Sharif’s lips tightened into grimness.
“They were accepted by Parvan, however, and went there—not long before the Kaljuk invasion.”
The Sultan absently tidied the file, putting the photograph on top. He sat for a moment with his hands framing it, gazing down on his young cousin’s face.
“Records from Parvan show the name Bahrami in a refugee camp that was bombed during the Kaljuk War. Survivors apparently went to an Indonesian refugee camp, but after that records are chaotic. Someone who might be one of the Bahrami children appears among the records of orphans there, but that camp was closed down.”
He leaned back and rubbed his eyes.
“The inhabitants were then shipped to camps all over the world. The trail goes completely cold.”
Sharif picked up the photograph again. It showed a child four or five years old. Dark hair that tumbled down over her shoulders, glossy and curling. Rounded cheeks glowing with health and vitality, wide, thoughtful eyes, and a mischievous smile.
If ever he had a daughter, he thought irrelevantly, he would like her to look like this.
“How old is she now?” he asked.
“If the records we have are correct, twenty-one.”
“She has the al Jawadi look, all right.”
Ashraf nodded. “Yes.”
The Cup Companion, still gazing at the child’s face, was suddenly conscious of a powerful draw. He wondered what kind of woman she had grown into. If she had lived.

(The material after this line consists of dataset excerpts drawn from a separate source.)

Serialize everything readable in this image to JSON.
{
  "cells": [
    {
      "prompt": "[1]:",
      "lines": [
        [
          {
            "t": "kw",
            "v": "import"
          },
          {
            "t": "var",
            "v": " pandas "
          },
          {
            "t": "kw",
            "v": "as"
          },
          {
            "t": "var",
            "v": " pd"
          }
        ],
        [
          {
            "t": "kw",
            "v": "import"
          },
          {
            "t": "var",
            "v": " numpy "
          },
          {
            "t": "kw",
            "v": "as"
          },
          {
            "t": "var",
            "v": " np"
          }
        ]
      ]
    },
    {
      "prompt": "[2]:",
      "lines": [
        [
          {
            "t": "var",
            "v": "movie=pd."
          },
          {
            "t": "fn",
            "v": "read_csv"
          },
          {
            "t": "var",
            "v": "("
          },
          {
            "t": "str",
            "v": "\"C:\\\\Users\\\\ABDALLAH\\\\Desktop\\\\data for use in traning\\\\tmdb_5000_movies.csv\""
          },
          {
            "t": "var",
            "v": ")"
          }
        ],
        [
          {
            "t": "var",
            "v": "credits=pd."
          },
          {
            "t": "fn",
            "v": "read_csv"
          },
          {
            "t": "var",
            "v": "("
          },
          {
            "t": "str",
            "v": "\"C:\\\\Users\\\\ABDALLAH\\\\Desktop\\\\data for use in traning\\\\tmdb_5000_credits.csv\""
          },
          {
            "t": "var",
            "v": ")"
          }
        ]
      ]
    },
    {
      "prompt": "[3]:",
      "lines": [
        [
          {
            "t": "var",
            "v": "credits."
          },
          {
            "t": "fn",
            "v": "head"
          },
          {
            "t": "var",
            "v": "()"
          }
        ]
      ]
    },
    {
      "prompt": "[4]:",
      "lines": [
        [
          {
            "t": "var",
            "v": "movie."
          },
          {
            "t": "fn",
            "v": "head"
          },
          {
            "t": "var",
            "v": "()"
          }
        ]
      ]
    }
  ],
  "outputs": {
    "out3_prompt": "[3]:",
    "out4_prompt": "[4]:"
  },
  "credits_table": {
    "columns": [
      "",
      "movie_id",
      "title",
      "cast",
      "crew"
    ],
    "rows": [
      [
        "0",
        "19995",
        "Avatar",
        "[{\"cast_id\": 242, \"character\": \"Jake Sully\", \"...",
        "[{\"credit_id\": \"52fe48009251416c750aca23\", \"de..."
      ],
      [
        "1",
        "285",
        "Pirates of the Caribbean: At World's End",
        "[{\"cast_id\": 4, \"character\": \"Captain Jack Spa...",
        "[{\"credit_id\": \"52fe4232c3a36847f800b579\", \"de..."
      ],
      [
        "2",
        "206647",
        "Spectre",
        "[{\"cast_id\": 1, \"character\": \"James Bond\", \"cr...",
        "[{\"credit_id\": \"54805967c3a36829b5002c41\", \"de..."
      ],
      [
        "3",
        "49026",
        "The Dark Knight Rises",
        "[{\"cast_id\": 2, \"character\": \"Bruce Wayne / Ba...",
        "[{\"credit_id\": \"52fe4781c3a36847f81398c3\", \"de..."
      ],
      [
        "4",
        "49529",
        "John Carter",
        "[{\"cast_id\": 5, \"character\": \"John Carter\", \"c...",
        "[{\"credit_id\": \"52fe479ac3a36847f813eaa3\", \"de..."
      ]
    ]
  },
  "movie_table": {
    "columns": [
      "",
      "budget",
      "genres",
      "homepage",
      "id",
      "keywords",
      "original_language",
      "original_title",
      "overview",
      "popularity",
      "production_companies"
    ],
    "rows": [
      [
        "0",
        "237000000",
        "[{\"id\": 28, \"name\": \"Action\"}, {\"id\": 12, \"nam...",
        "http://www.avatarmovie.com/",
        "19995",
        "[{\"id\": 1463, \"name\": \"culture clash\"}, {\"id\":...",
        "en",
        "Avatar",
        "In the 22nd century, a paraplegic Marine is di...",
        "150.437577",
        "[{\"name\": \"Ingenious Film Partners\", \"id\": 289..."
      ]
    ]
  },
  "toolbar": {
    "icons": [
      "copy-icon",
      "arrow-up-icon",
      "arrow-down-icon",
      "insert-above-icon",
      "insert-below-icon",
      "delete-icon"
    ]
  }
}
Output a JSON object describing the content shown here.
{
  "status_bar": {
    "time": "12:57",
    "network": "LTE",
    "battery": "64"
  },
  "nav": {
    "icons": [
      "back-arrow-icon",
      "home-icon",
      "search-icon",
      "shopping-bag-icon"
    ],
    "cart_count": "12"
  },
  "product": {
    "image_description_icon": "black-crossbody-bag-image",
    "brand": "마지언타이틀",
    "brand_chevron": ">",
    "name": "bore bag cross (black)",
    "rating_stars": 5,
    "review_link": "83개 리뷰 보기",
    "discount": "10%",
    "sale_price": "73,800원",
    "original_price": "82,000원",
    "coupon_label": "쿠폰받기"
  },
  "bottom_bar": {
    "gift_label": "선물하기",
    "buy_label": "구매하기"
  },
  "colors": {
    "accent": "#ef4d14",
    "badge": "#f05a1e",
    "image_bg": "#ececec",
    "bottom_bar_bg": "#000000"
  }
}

“You want me to find her?” he said.
“Yes. Or, more probably, some evidence of what her fate was. And yet, if there’s any hope… God knows how many camps you’ll have to visit. It’s a nearly hopeless task, Sharif. I know it.”
Sharif sat for a moment, accepting it with a slow nod. Then the two men got to their feet and embraced again. “Do your best. It may be impossible,” said the Sultan.
The mouth that some people thought cold had stretched in a quick smile. His hand had formed a fist at his heart.
“By my head and eyes, Lord,” Sheikh Sharif Azad al Dauleh had said. “If the Princess is alive, I’ll find her.”
“Sharif.”
“Lord.”
“What news?”
“Something’s come up here, Ash.”
“You’ve got a line on her?”
“Not the Princess,” Sharif said. “Lord, brace yourself for something strange. I’ve found someone else here. I thought—”
“Someone else?”
“A boy, about fourteen or fifteen.” Far out in the desert, a distant glow pinpointed the detention centre. “An orphan, I imagine—he’s attached himself to a family that’s obviously not his own. If he’s not an al Jawadi, Ash, then neither are you. Any idea who he might be?”
There was the silence of shock being absorbed. Then he heard the Sultan’s breath escape in a rush.
“Allah, how can I say? We know so little about some branches of the family, and yet…might someone have mistaken the name? Or could it be that two of Mahlouf’s children escaped?”
“The boy speaks English, which would fit what we know of the Bahramis’ history.” Sharif hesitated. “He would have been a babe in arms at the time of the assassination.”